Happy February, Health Tech readers. January flew right by.

1 big thing: Frontrow’s plan to save DTC care

Illustration of a doormat with a red cross outside a front door.

Illustration: Gabriella Turrisi/Axios

Frontrow Health wants to save direct-to-consumer health care by having providers recommend products to their patients.

Why it matters: The company collected $3 million in seed funding from Next Coast Ventures and NextGen Venture Partners, with support from individual backers including former 23andMe president Andy Page, Frontrow CEO Irfan Alam tells Erin exclusively.

What’s next: Austin, Texas-based Frontrow will use the funds to expand its list of direct-to-consumer brand offerings and grow its base of provider partners.

  • The startup will raise its Series A around year’s end, Alam says.

Context: The struggling direct-to-consumer industry has been hampered by recent advertising limitations and a growing lack of trust in social media. Other DTC health care companies include:

  • Ro, which in February 2022 pulled in $150 million at a $7 billion valuation.
  • Hims & Hers, which in 2021 went public via a $1.6 billion SPAC deal.
  • Everly Health, which in 2021 raised $75 million on the heels of a $175 million Series D.

How it works: Frontrow is building what Alam calls a “provider-assisted health care channel” that involves getting doctors and other caregivers to recommend health care products to patients.

  • If providers “can be guides to consumer products the same way they are for prescriptions, that’s the real unlock,” Alam says.
  • Providers are paid for building personalized stores and encouraging patients to explore them, as Frontrow capitalizes on the emerging trend of supercharging providers as entrepreneurs.
  • Customers get cash-back discounts on those same products. They’re also asked to complete a Frontrow health profile so the company’s algorithm can recommend other products they might be interested in.

Be smart: A provider-as-entrepreneur schema could fall victim to kickbacks. Frontrow is looking to mitigate that risk with its payment structure.
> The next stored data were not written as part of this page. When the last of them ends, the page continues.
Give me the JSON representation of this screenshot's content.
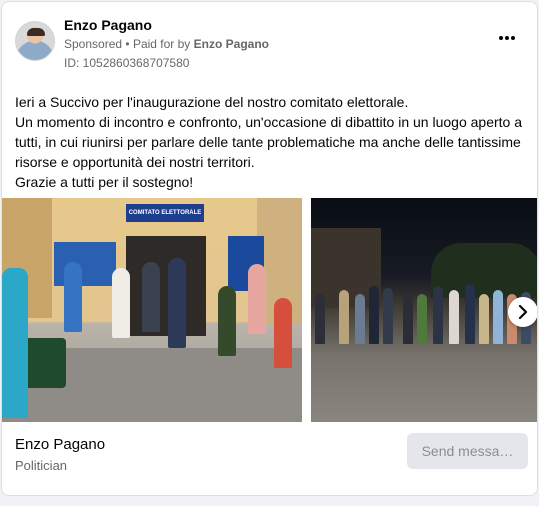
{
  "post": {
    "author": "Enzo Pagano",
    "sponsored": "Sponsored",
    "separator": "•",
    "paid_for_prefix": "Paid for by",
    "paid_for_name": "Enzo Pagano",
    "ad_id": "ID: 1052860368707580",
    "more_icon": "more-horizontal-icon",
    "text_lines": [
      "Ieri a Succivo per l'inaugurazione del nostro comitato elettorale.",
      "Un momento di incontro e confronto, un'occasione di dibattito in un luogo aperto a tutti, in cui riunirsi per parlare delle tante problematiche ma anche delle tantissime risorse e opportunità dei nostri territori.",
      "Grazie a tutti per il sostegno!"
    ]
  },
  "carousel": {
    "photo1_sign": "COMITATO ELETTORALE",
    "next_icon": "chevron-right-icon"
  },
  "footer": {
    "page_name": "Enzo Pagano",
    "category": "Politician",
    "send_button": "Send messa…"
  }
}
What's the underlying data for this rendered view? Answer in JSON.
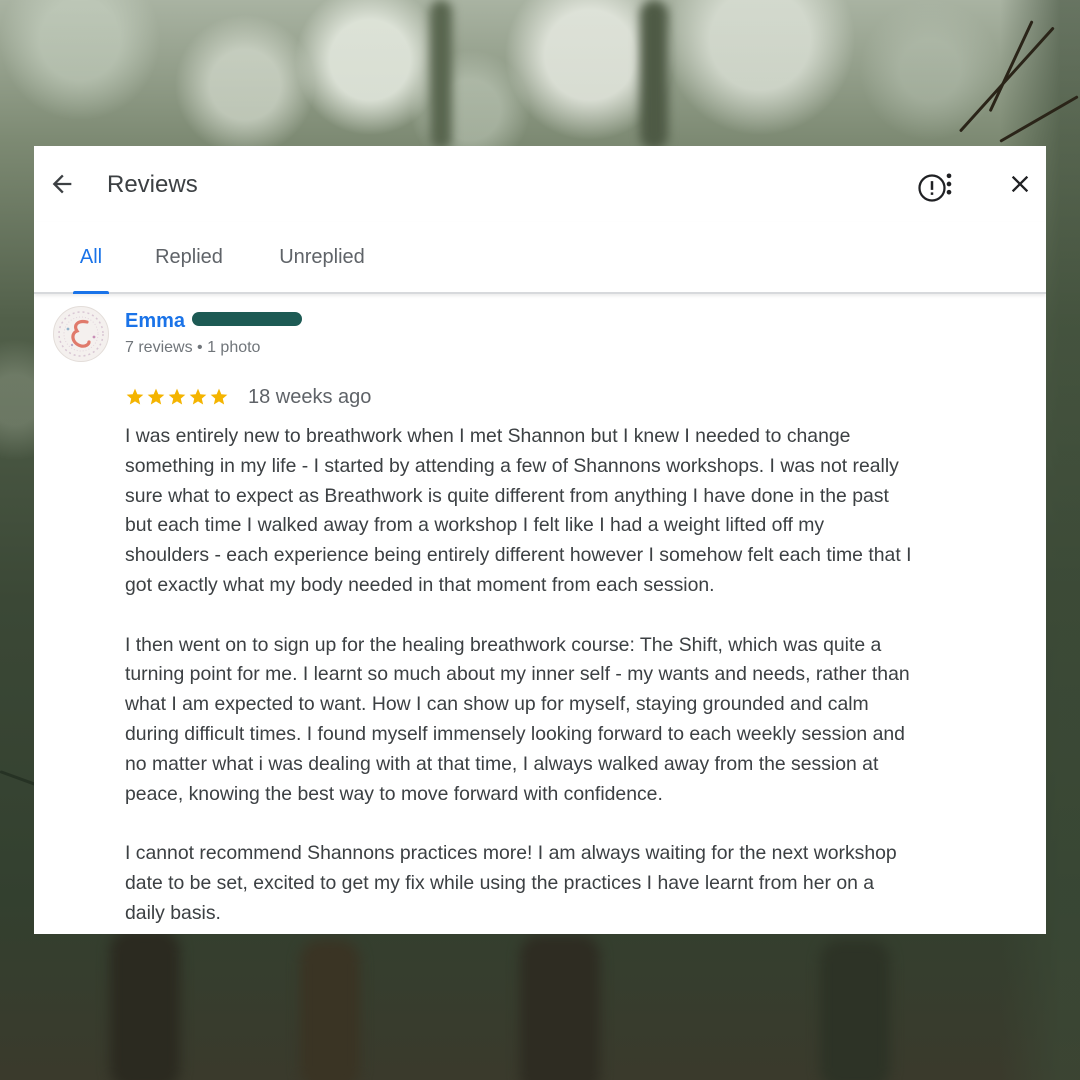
{
  "header": {
    "title": "Reviews",
    "back_icon": "arrow-back-icon",
    "more_icon": "more-vert-icon",
    "close_icon": "close-icon"
  },
  "tabs": [
    {
      "label": "All",
      "active": true
    },
    {
      "label": "Replied",
      "active": false
    },
    {
      "label": "Unreplied",
      "active": false
    }
  ],
  "review": {
    "author": "Emma",
    "meta": "7 reviews • 1 photo",
    "rating": 5,
    "age": "18 weeks ago",
    "report_icon": "report-icon",
    "paragraphs": [
      "I was entirely new to breathwork when I met Shannon but I knew I needed to change\nsomething in my life - I started by attending a few of Shannons workshops. I was not really\nsure what to expect as Breathwork is quite different from anything I have done in the past\nbut each time I walked away from a workshop I felt like I had a weight lifted off my\nshoulders - each experience being entirely different however I somehow felt each time that I\ngot exactly what my body needed in that moment from each session.",
      "I then went on to sign up for the healing breathwork course: The Shift, which was quite a\nturning point for me. I learnt so much about my inner self - my wants and needs, rather than\nwhat I am expected to want. How I can show up for myself, staying grounded and calm\nduring difficult times. I found myself immensely looking forward to each weekly session and\nno matter what i was dealing with at that time, I always walked away from the session at\npeace, knowing the best way to move forward with confidence.",
      "I cannot recommend Shannons practices more! I am always waiting for the next workshop\ndate to be set, excited to get my fix while using the practices I have learnt from her on a\ndaily basis."
    ]
  },
  "colors": {
    "accent": "#1a73e8",
    "star": "#f4b400",
    "text": "#3c4043",
    "muted": "#70757a"
  }
}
  • Providers are paid by Frontrow regardless of whether users buy a product, receiving a fee each time users click on a product.
  • This flat fee structure, versus being paid a percentage of the product’s retail price, is designed to disincentivize providers from promoting more expensive items.
  • Providers are not paid for clicks on products that are, or could be, reimbursable by public or private insurance, according to Alam.

The backstory: Alam, the former new business strategy lead for direct-to-consumer lab testing company Everly Health, realized while working at the company how difficult it was to acquire customers via online advertising.

  • Then the pandemic hit and everything got worse, he recalls.
  • “Ever since COVID, consumers are confused about what to trust online,” he says. “The solution is to bring the provider into the fold.”

State of play: Frontrow has over 50 brand partnerships today, per Alam, including with companies including supplement maker 1MD Nutrition, fertility testing company Natalist and skin care business Veracity.

What we’re watching: Will providers trained to prescribe medications feel they can and should recommend supplements and other health products? Only time will tell.